Thursday, October 27, 2016

India's global gender gap ranking suffers due to hurdles of economic participation, health and survival: Report

By Our Representative
“The Global Gender Gap Report 2016”, released by the high-profile World Economic Forum, has found that while India may have improved its global gender gap ranking from 98th in 2006 to 87th in 2016, things have deteriorated on three of the four factors worked out for arriving at the gender gap index (GGI).
Thus, the report has found that in economic participation and opportunity, India’s ranking is 136, as against 110th in 2006, in educational attainment it is 113th in 2016 as against 102nd in 2006, and in health and survival it is 142nd in 2016 as against 103rd in 2006.
In just one of the four factors analyzed for arriving at the GGI, political empowerment, India has improved its ranking, from 20th in 2006 to 9th in 2016.
The report states, “Thirty-eight countries have fully closed their gender gap on the health and survival subindex”, regretting, however, “India, Armenia and China are the lowest-ranked countries” on this score.
Especially commenting on the South Asian region, the report says, “With an average remaining gender gap of 33%, the South Asia region is the second-lowest scoring on this year’s Global Gender Gap Index, ahead of the Middle East and North Africa and behind the Sub-Saharan Africa region.”
It adds, “Bangladesh and India are the top-ranked countries in the region, having closed just under 70% and 68% of their overall gender gap, respectively, while the lowest-ranked countries are Bhutan and Pakistan, having closed 64% and 56% of their overall gender gap, respectively.”
India's ranking across four categories
The report underlines, “No country in the region has fully closed its Educational Attainment gender gap, and only one country, Sri Lanka, has fully closed its Health and Survival gender gap.” However, it adds, “The region is also home to one of the top five climbers over the past decade on the overall Index and on Educational Attainment: Nepal.”
Pointing out that “Bangladesh (72) is the region’s top performer, recording progress this year on the Political Empowerment gender gap”, the report says, the country has “a widening of the gap on women’s labour force participation and estimated earned income.”
Bangladesh, it says, is “followed by India (87), which reports progress this year on closing the gender gap with regard to wage equality and across all indicators of the Educational Attainment subindex, fully closing its primary and secondary education enrolment gender gaps.”

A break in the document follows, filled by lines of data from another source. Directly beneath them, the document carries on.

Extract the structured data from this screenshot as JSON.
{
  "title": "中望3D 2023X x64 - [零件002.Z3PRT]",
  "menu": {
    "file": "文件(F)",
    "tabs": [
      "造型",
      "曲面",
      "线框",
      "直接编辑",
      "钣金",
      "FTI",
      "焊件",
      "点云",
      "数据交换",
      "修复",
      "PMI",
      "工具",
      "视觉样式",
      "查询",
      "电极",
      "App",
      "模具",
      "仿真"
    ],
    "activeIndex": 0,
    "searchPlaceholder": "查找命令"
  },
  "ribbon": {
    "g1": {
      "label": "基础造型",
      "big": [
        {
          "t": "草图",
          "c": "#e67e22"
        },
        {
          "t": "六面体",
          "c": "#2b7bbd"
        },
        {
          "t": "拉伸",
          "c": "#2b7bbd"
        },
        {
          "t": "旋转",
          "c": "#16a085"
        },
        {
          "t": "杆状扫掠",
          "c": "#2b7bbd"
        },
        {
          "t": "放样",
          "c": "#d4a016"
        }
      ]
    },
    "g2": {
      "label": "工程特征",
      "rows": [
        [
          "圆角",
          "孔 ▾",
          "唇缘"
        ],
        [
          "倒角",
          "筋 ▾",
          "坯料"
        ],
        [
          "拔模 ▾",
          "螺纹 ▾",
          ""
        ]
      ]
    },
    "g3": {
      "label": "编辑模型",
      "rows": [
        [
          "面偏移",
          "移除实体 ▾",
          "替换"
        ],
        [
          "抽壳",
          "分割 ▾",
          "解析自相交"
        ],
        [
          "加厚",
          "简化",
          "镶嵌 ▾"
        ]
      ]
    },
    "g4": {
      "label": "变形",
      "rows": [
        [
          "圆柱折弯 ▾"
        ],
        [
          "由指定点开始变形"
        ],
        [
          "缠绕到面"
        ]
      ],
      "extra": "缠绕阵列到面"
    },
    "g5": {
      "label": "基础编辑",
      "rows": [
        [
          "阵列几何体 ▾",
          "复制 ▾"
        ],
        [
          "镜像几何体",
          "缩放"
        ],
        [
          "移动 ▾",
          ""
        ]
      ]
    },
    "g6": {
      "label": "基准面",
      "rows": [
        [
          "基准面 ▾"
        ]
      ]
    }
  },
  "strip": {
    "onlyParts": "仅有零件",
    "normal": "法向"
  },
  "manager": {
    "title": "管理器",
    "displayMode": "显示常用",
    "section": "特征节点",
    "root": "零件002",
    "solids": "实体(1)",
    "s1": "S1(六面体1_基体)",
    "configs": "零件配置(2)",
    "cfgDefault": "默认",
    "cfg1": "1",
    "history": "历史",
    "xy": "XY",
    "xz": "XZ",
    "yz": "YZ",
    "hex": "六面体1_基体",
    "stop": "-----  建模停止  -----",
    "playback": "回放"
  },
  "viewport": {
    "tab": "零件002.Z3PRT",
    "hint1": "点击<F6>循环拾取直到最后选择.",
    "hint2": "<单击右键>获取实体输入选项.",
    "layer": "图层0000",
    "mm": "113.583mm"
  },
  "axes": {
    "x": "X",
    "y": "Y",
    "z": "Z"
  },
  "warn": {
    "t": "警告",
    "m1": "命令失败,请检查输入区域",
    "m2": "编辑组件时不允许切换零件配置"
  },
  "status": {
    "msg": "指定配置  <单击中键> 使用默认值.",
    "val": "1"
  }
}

“However”, the report says, India “also sees some regression on women’s estimated earned income and continues to rank third-lowest in the world on Health and Survival, remaining the world’s least-improved country on this subindex over the past decade.”
The report further says, “The next-ranked countries are Sri Lanka (100)—which has widened its Economic Participation and Opportunity gender gap, particularly with regard to women’s labour force participation, estimated earned income and wage equality, despite a small increase in female parliamentarians—and Nepal (110), which retains last year’s ranking, with small improvements on the Political Empowerment subindex, as well as on literacy and wage equality.”
“Pakistan (143)”, the report says, “Remains the region’s lowest-ranked country and second-to-last ranked overall. It records progress on closing the secondary education enrolment gender gap, and on women’s estimated earned income, but this is partly offset by reversals on wage equality and female-to male literacy ratios.”